Je regardais les spectateurs du Marivaux (le cinéma), quand la lumière revint après la projection de Quadrille. Il y avait dans leurs yeux, non seulement de la satisfaction, mais aussi une espèce de gratitude émerveillée. Ainsi on pouvait suivre sur l'écran le développement d'une intrigue amusante et avoir droit par-dessus le marché à cette fête perpétuelle du verbe, ballet où s'enlacent, dans des attitudes toujours nouvelles, l'esprit et la satire, l'observation et la fantaisie...
Georges Champaux, 1938.

Le curieux dans Quadrille, c'est qu'il doit tout son succès à ce qui en lui n'est pas cinématographique: aux personnages venus intacts de la scène à l'écran, et à son étincelant dialogue. Cette pièce en dépit de son amertume abonde en reparties extravagantes, que les pauses forcées du film font ressortir encore, et les rires qui secouent la salle à chaque réplique en viennent, tant ils se prolongent, à gêner un spectateur attentif. (...)
La première rencontre de Sacha Guitry et de Gaby Morlay garde à l'écran toute la saveur qu'elle a dispensée sur la scène. Jacqueline Delubac s'accommode avec grâce d'un rôle de second plan, et Georges Grey pourrait prétendre raisonnablement à la vedette dans un film où se déploie Sacha Guitry...
J.L., Le Figaro, 1938. Si l'on établissait des records de vitesse pour une idée portée à l'écran, Sacha Guitry, homme-orchestre, auteur, acteur et metteur en scène sur les planches comme au studio, obtiendrait le Ruban bleu. Voici en effet Quadrille! Cette oeuvre, pensée en juillet, fut rédigée en août, jouée en septembre à la Madeleine, tournée en novembre et projetée au début de février. Il ne manque plus, pour sidérer les masses et consterner ce qui ont le travail lent, qu'à tirer un roman, à le publier sous ce titre et le cycle sera complet.
Je ne vous dirais donc rien de plus sur ce chassé-croisé amoureux, que ce qui a été excellemment écrit ici à propos de la récente générale, puisque cette comédie a été, selon l'usage, photographiée presque intégralement et que ce sont identiques les mêmes interprètes (...)
En conserve, le style Guitry a les mêmes effets qu'au naturel.
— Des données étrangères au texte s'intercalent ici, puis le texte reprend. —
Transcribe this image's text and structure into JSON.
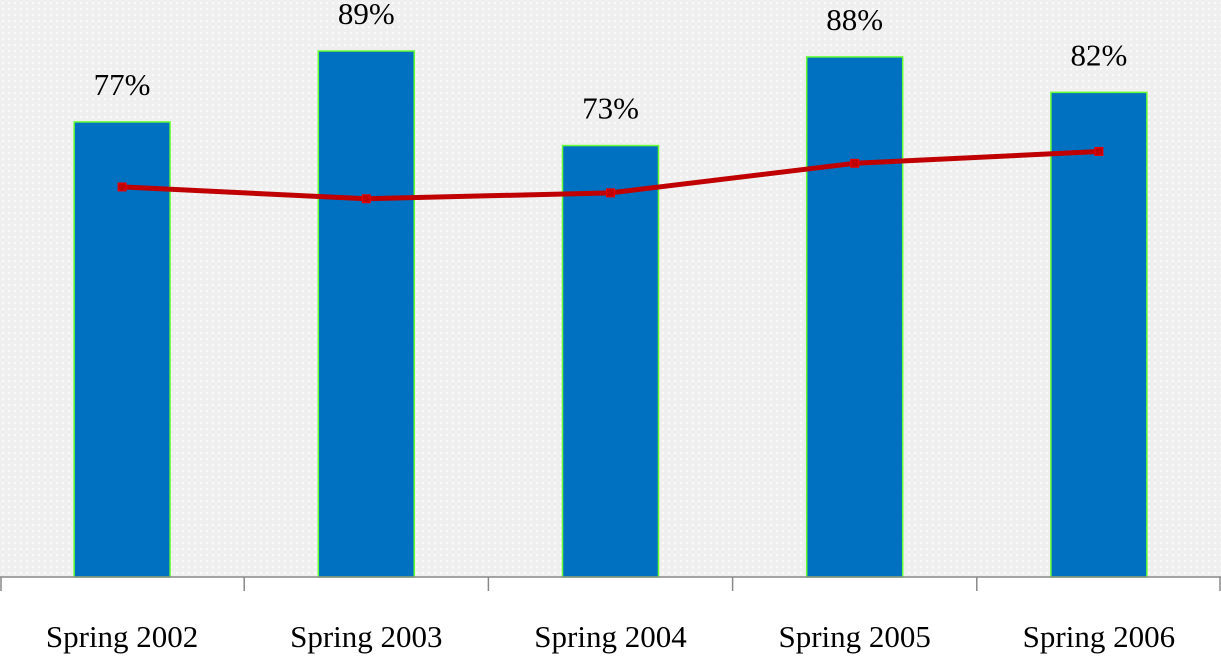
{
  "chart_data": {
    "type": "bar",
    "categories": [
      "Spring 2002",
      "Spring 2003",
      "Spring 2004",
      "Spring 2005",
      "Spring 2006"
    ],
    "series": [
      {
        "type": "bar",
        "color": "#0070c0",
        "values": [
          77,
          89,
          73,
          88,
          82
        ],
        "value_labels": [
          "77%",
          "89%",
          "73%",
          "88%",
          "82%"
        ]
      },
      {
        "type": "line",
        "color": "#c00000",
        "values": [
          66,
          64,
          65,
          70,
          72
        ]
      }
    ],
    "ylim": [
      0,
      100
    ]
  }
}
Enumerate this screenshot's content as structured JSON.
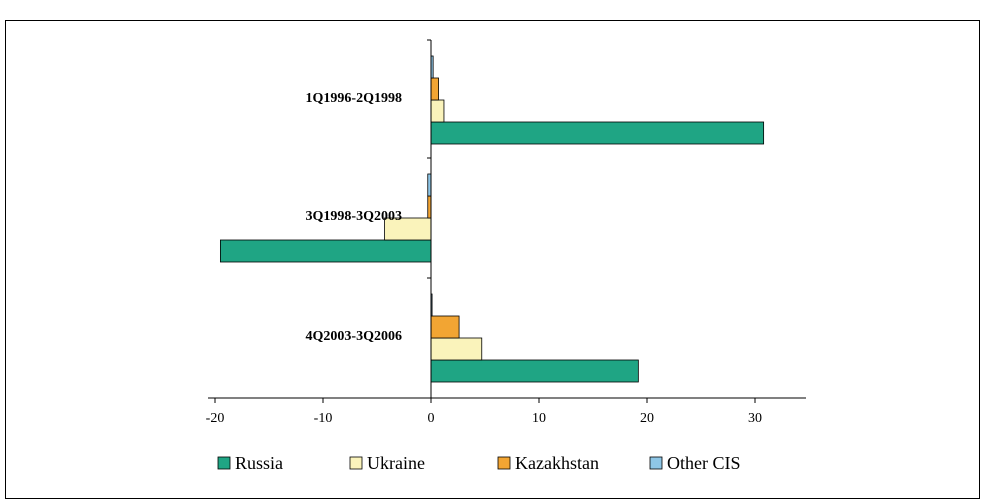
{
  "caption_fragment": "",
  "colors": {
    "Russia": "#1fa584",
    "Ukraine": "#faf3bb",
    "Kazakhstan": "#f2a533",
    "Other CIS": "#8ec6e6"
  },
  "chart_data": {
    "type": "bar",
    "orientation": "horizontal",
    "categories": [
      "1Q1996-2Q1998",
      "3Q1998-3Q2003",
      "4Q2003-3Q2006"
    ],
    "series": [
      {
        "name": "Russia",
        "values": [
          30.8,
          -19.5,
          19.2
        ]
      },
      {
        "name": "Ukraine",
        "values": [
          1.2,
          -4.3,
          4.7
        ]
      },
      {
        "name": "Kazakhstan",
        "values": [
          0.7,
          -0.3,
          2.6
        ]
      },
      {
        "name": "Other CIS",
        "values": [
          0.2,
          -0.3,
          0.1
        ]
      }
    ],
    "xlim": [
      -20,
      35
    ],
    "xticks": [
      "-20",
      "-10",
      "0",
      "10",
      "20",
      "30"
    ],
    "xtick_values": [
      -20,
      -10,
      0,
      10,
      20,
      30
    ],
    "legend": [
      "Russia",
      "Ukraine",
      "Kazakhstan",
      "Other CIS"
    ],
    "legend_position": "bottom",
    "grid": false
  }
}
Pourquoi en serait-il autrement puisque jamais le terme "théâtre filmé" ne c'est mieux appliqué qu'à ce Quadrille cinématographique?
Gilbert Bernard, Le Matin, 1938.

Ce film éblouissant semble améliorer encore une pièce si fertile de rebondissements qu'elle étouffait la scène, en son décor unique. Les personnages de Philippe et Claudine notamment, saisis dans leur vie quotidienne et dans leur propre intérieur, gagnent en vérité. Sacha, qui possède au plus haut degré l'art de faire passer un soupçon de souffrance dans la gaieté la plus exubérante, comme acteur aussi bien que comme auteur, est au-dessus de tout superlatif. Gaby Morlay, irrésistible, sensationnelle, est une telle technicienne que tous ses petits trucs semblent témoigner de la plus fraîche spontanéité. Pauline Carton est toujours parfaite. Jacqueline, qui n'a pas tout à fait leur personnalité, est vraiment séduisante et elle a gagné beaucoup d'autorité. Seul Georges Grey, presque caricatural, rompt le charme de ce qui aurait dû être un quator unique au monde.
Jacques Lorcey, Sacha Guitry - PAC, 1985.